During a Committee on Education and Workforce Development hearing in St. Thomas on Monday, Racquel Berry-Benjamin, commissioner of the Department of Education (D.O.E.), testified that the territory’s public schools were on schedule to open September 3. Yet a few minutes later, the commissioner shared that the department was short on maintenance staff and simple maintenance tasks to make schools student-ready were incomplete. 

On Friday, Senator Frett-Gregory, chair of the Senate Committee on Education and Workforce Development, joined by Senator Kurt Vialet and a few other senators, toured the territory’s schools in both districts. Because of the deplorable conditions the senators found at some of the schools, Mr. Vialet expressed concerns about the feasibility of meeting the September 3 start date.

“Fourteen days out and we still do not have any work taking place. Basic maintenance has not been done. As a matter of fact, the schools look like they’re abandoned,” Mr. Vialet told the Consortium.”

A good example of incomplete maintenance work was reflected in the condition of the grounds at the St. Croix Central High School. It was unkempt, trash was strewn about the property, and there was no maintenance team in sight actively working towards preparing the school for the opening date, according to Mr. Vialet. He expressed disappointment that D.O.E. had told senators things were moving smoothly, even as evidence on the ground said otherwise.

Ms. Benjamin-Berry, however, reiterated that nothing would impact the 2019-2020 school year opening, but she acknowledged on Monday that simple maintenance activities like landscaping, extermination, buffing of floors, and kitchen clean up remained incomplete.

The D.O.E. leader explained that school readiness is relative to the conditions, circumstances, and resources available at the time, and the late arrival of funds resulted in a delayed start to conducting routine summer maintenance. “There is an unreasonable expectation by some for schools to look and function like they once did when their physical deterioration suggests different,” Ms. Berry-Benjamin told lawmakers.

When pressed by Senator Dwayne Degraff on whether D.O.E. had enough maintenance workers, Ms. Berry-Benjamin said the department’s maintenance program lacked the manpower to complete the work. Funding, she said, is also an issue.

The department revealed that $500,000 has been committed for janitorial services and maintenance of the territory’s schools. However, Mrs. Frett-Gregory said the funds were not sufficient to complete summer maintenance of schools. The chair then chided D.O.E. personnel and expressed that she did not want to see them before the body at year’s end complaining about lack of funding during the 2019-2020 academic year.

Dionne Wells Hedrington, chief operations officer of D.O.E., testified that $1.8 million has been allotted to ensure ongoing maintenance for the remainder of the school year, and that the department is now able to procure contracts to address reoccurring maintenance.

Projects that will impact school opening will be completed first, Ms.

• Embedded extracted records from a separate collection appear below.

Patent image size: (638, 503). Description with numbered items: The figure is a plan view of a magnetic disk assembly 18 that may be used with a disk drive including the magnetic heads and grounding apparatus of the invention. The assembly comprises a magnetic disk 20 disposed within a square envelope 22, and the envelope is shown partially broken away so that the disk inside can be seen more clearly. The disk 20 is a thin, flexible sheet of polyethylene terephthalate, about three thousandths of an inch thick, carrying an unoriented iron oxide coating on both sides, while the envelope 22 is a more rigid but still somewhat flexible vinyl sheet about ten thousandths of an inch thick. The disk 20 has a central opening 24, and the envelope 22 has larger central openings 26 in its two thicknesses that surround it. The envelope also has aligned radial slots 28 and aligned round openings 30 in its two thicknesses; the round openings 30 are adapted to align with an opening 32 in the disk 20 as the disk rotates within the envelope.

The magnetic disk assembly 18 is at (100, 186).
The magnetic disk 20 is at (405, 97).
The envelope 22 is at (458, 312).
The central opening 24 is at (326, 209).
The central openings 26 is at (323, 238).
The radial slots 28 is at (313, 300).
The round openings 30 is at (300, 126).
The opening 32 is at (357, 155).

Wells Hedrington explained, with the remainder of the funds assigned to ongoing maintenance projects. The U.S. Dept. of Interior, Office of Insular Affairs has also provided an additional $4.5 million for ongoing maintenance projects, said Ms. Wells Hedrington. 

Department officials told senators that it has been working diligently to ensure new schools are built and D.O.E. will identify rebuilding locations by March 2020.

At that announcement, Mrs. Frett-Gregory shared that she has been working on legislation that requires the Dept. of Education to develop a 20 to 25-year plan concerning how it will phase -in new schools in the territory.